Pourtant, les deux étoiles d’un système binaire contribuent aux spectres observés. Ainsi, cette technique a permis aux chercheurs de classer leur population candidate en fonction de l’étoile qui contribuait le plus au spectre.
« Ce travail nous a permis de trouver la population manquante d’étoiles à hélium de masse intermédiaire, dépourvues d’hélium, les progéniteurs prédits des supernovae pauvres en hydrogène. Ces stars ont toujours été là et il y en a probablement bien d’autres. Nous devons simplement trouver des moyens de les trouver», déclare Götberg. « Notre travail n’est peut-être qu’une des premières tentatives, mais il devrait y avoir d’autres voies possibles. »
Des étudiants diplômés aux leaders en astrophysique
L’idée derrière ce projet est née lors d’une discussion suite à une conférence de Götberg lors d’une conférence à laquelle elle et Drout ont assisté pendant leurs études supérieures. Les deux scientifiques, puis chercheurs en début de carrière en quête d’étoiles, sont désormais chefs de file dans leur domaine.
Götberg a rejoint l’ISTA en septembre suite à ses recherches aux observatoires Carnegie de Pasadena, en Californie, en tant que NASA Boursier postdoctoral Hubble. À l’ISTA, Götberg rejoint les rangs croissants de jeunes chefs de groupe en astrophysique de l’Institut et dirige son propre groupe axé sur l’étude des interactions binaires des étoiles.
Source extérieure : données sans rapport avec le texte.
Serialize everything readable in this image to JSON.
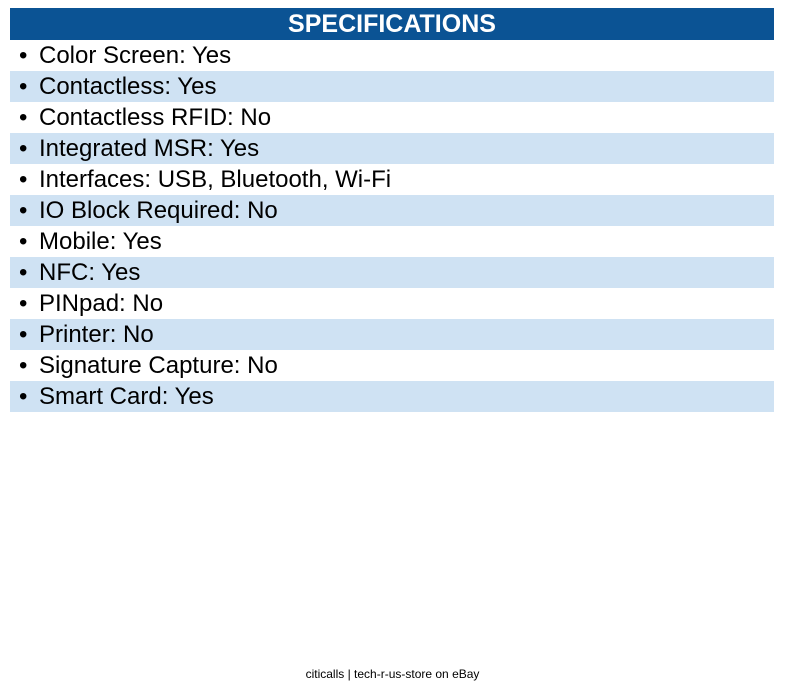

Ce travail, dirigé par Maria R. Drout (Dunlap Institute for Astronomy & Astrophysics, Université de Toronto, Canada) et Ylva Götberg (Institut des sciences et technologies d’Autriche, ISTA), a été réalisé en collaboration avec les Observatoires du Institution Carnegie pour la science (Pasadena, États-Unis) et l’Institut Max Planck d’astrophysique (Garching, Allemagne), entre autres.